Future research directions
All three narrative synthesis reviews converged on the need for pre-registered, double-blind, placebo-controlled trials with adequate sample sizes, verified dosing, active manipulation of participant expectancy, and longitudinal follow-up. Petranker et al. (2024) proposed the establishment of a consortium of psychedelic researchers committed to open science standards preregistration, data sharing, and transparent reporting as a structural prerequisite for meaningful cumulative knowledge. Totomanova et al. (2025) additionally emphasized prospective investigation of neurobiological mechanisms and cardiac safety monitoring under repeated administration. Beaton (2026) argued for dedicated qualitative and mixed-methods research to characterize the sociocultural dimensions of microdosing—including expectancy formation, identity processes, and community norm transmission—as these factors directly shape both self-reported outcomes and the ecological validity of controlled trial findings. Individual participant data meta-analysis, where feasible, would substantially improve the precision of dose-response and population-level moderator estimates.
Footnotes
Acknowledgements
No individuals who do not meet the authorship criteria contributed to the preparation of this article.
Ethical considerations
Not applicable. This umbrella review did not involve the collection or analysis of primary data from human participants and therefore did not require ethical approval.
Funding
The authors received no financial support for the research, authorship, and/or publication of this article.

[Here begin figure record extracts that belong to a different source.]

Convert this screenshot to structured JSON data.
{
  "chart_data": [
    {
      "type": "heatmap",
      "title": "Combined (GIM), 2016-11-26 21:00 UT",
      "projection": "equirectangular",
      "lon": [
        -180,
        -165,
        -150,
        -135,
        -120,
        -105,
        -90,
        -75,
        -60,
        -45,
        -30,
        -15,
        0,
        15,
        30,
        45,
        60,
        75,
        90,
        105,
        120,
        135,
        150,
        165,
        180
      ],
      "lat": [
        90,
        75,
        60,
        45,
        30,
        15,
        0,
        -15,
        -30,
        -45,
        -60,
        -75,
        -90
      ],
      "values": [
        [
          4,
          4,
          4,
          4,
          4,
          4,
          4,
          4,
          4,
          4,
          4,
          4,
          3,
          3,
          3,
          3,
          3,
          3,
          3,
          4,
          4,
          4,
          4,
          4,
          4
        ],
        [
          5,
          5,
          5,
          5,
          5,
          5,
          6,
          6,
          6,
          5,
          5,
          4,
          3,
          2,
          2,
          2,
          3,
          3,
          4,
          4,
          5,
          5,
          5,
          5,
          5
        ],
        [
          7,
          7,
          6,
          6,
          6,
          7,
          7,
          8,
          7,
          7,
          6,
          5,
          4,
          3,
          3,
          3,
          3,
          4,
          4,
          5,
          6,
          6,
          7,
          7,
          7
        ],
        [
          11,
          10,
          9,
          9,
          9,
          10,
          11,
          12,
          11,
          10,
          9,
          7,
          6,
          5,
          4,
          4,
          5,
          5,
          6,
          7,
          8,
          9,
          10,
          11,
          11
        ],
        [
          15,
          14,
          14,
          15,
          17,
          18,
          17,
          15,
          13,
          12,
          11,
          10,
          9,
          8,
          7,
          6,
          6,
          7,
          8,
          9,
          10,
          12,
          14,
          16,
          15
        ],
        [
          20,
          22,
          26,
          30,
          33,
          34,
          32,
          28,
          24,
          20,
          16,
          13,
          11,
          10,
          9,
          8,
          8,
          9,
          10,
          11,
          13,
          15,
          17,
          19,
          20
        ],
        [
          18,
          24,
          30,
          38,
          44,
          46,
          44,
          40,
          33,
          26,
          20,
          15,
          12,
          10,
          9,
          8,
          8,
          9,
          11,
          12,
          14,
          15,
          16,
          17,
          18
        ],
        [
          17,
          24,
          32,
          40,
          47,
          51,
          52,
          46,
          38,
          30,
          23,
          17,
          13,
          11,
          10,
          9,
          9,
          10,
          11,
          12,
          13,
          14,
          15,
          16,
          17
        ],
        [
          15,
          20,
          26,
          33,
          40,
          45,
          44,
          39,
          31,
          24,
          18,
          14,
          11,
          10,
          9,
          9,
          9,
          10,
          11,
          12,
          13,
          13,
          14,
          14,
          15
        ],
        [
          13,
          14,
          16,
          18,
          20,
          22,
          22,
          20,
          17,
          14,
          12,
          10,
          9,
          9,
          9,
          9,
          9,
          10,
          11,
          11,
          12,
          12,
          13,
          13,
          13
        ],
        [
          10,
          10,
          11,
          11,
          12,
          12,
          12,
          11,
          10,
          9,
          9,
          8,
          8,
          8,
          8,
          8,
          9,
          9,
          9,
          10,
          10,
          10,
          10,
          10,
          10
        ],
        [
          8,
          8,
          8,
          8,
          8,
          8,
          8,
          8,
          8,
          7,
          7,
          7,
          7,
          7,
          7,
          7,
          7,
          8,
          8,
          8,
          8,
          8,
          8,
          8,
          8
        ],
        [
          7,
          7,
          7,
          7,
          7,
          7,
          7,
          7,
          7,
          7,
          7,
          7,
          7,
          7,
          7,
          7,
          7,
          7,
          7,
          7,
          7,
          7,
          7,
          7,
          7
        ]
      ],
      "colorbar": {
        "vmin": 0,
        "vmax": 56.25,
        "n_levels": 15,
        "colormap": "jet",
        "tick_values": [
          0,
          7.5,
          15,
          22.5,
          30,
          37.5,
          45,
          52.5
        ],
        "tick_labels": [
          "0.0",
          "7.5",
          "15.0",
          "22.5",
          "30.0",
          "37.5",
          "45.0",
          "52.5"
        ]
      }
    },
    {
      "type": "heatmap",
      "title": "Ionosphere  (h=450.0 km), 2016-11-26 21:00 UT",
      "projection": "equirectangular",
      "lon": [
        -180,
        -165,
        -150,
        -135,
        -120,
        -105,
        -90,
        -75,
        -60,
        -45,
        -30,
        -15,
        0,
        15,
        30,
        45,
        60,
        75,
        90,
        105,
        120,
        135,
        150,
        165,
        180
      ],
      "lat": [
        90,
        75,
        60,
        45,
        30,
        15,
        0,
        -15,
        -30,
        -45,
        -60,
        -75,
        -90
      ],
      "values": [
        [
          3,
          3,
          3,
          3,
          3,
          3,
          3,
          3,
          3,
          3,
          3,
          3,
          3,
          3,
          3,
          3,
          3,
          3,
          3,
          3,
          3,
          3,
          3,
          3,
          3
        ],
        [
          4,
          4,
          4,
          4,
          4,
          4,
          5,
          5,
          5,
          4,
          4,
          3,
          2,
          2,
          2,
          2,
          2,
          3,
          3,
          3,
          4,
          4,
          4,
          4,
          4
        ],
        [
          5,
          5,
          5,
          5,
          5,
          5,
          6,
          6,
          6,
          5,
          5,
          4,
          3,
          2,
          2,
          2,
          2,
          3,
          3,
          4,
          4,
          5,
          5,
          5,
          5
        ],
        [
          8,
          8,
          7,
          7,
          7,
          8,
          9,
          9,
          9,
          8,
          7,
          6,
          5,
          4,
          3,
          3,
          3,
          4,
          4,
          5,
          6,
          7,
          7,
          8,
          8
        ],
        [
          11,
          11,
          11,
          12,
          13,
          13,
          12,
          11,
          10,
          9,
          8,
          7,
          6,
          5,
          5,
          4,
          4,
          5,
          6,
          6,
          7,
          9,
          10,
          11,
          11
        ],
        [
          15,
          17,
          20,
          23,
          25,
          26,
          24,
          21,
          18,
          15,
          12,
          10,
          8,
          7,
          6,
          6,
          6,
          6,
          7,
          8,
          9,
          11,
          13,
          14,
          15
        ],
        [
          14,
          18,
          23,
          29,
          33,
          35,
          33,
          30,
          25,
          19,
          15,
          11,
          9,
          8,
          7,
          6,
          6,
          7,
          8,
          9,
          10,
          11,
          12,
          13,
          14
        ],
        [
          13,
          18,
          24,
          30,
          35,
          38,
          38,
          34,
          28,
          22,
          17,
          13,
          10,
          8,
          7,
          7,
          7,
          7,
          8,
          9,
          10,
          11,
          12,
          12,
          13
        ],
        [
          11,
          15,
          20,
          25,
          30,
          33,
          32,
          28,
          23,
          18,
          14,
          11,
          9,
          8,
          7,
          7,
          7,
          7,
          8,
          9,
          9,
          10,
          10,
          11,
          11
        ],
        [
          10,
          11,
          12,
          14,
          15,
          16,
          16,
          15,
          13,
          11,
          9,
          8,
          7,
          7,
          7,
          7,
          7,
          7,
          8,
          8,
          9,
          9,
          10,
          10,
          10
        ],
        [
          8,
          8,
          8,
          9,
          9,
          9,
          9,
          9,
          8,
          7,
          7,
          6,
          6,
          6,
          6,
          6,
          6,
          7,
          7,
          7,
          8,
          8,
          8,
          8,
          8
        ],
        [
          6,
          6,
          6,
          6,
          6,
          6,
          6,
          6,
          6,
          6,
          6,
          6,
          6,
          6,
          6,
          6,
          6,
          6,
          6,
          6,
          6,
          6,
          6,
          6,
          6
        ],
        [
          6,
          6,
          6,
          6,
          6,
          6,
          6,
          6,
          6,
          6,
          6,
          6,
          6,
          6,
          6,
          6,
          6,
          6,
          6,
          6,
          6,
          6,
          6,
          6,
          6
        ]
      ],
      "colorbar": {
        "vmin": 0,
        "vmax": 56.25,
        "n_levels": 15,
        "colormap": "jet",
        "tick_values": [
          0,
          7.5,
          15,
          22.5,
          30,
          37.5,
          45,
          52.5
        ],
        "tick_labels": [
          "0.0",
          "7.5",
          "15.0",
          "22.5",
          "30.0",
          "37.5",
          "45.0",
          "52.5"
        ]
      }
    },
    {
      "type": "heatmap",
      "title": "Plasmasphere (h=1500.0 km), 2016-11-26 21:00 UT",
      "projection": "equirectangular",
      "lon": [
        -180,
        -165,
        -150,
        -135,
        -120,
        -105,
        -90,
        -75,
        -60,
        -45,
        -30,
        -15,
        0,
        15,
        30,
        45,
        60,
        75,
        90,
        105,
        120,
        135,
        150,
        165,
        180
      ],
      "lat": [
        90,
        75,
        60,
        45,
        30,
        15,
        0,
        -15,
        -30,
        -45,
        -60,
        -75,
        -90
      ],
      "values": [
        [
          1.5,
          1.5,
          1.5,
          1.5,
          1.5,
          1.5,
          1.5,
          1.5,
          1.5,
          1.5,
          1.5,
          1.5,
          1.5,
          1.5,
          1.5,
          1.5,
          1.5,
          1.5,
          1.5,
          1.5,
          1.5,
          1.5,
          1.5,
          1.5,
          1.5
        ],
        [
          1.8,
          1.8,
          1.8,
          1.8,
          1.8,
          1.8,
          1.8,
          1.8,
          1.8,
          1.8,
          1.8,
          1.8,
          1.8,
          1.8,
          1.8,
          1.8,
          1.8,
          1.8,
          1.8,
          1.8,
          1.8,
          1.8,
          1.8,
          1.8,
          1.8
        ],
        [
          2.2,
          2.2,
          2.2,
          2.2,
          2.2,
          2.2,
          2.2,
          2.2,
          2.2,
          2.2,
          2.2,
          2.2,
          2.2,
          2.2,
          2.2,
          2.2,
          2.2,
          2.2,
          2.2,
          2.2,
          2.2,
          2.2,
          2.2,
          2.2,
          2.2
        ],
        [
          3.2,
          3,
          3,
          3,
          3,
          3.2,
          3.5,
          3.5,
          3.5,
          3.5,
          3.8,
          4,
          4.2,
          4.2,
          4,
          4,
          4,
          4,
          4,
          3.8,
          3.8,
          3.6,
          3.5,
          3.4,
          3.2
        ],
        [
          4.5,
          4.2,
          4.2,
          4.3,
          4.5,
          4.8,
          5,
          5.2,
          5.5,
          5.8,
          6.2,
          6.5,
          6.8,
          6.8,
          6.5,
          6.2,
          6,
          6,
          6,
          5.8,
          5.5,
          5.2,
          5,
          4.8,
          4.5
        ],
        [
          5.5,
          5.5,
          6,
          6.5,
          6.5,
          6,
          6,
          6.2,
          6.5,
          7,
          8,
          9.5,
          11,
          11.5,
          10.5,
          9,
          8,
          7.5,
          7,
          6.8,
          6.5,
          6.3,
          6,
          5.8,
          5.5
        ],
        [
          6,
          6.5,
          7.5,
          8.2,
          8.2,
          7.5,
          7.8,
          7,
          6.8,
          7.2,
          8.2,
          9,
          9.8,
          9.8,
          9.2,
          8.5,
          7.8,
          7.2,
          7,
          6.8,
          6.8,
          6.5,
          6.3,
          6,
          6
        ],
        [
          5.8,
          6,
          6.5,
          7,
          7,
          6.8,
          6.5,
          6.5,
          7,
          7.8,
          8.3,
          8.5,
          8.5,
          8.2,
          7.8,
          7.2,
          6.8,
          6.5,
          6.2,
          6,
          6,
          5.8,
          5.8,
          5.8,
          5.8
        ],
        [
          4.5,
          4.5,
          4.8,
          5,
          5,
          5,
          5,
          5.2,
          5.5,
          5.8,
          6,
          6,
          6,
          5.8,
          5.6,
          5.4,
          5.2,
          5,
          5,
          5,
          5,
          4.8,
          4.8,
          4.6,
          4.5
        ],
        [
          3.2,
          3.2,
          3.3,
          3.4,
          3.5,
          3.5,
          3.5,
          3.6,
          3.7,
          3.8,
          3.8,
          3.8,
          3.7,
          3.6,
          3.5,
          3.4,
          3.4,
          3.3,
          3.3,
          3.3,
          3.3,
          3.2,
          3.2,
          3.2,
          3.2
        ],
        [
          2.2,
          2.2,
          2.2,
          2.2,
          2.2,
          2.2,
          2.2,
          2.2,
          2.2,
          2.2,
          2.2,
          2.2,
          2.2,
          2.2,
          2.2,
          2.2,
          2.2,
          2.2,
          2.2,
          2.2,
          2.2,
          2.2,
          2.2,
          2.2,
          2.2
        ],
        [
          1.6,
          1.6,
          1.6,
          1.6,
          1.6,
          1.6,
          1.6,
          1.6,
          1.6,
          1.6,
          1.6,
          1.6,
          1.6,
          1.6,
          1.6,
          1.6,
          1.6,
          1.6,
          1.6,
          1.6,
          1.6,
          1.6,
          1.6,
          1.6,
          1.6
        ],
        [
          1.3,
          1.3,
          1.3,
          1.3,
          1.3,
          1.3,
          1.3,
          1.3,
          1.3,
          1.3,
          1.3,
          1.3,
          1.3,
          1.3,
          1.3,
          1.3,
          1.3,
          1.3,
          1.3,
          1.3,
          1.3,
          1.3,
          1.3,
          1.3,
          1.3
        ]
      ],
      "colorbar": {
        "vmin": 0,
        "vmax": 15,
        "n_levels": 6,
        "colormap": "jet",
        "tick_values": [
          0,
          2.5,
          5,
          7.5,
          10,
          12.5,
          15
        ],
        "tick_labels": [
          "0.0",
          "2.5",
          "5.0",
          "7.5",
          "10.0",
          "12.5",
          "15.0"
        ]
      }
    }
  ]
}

Declaration of conflicting interests
The authors declared no potential conflicts of interest with respect to the research, authorship, and/or publication of this article.
Data availability statement
This umbrella review is based exclusively on previously published systematic reviews and meta-analyses. All data analyzed are available within the referenced publications.
Editorial board membership disclosure
None of the authors are members of the Editorial Board of the Journal of Psychopharmacology.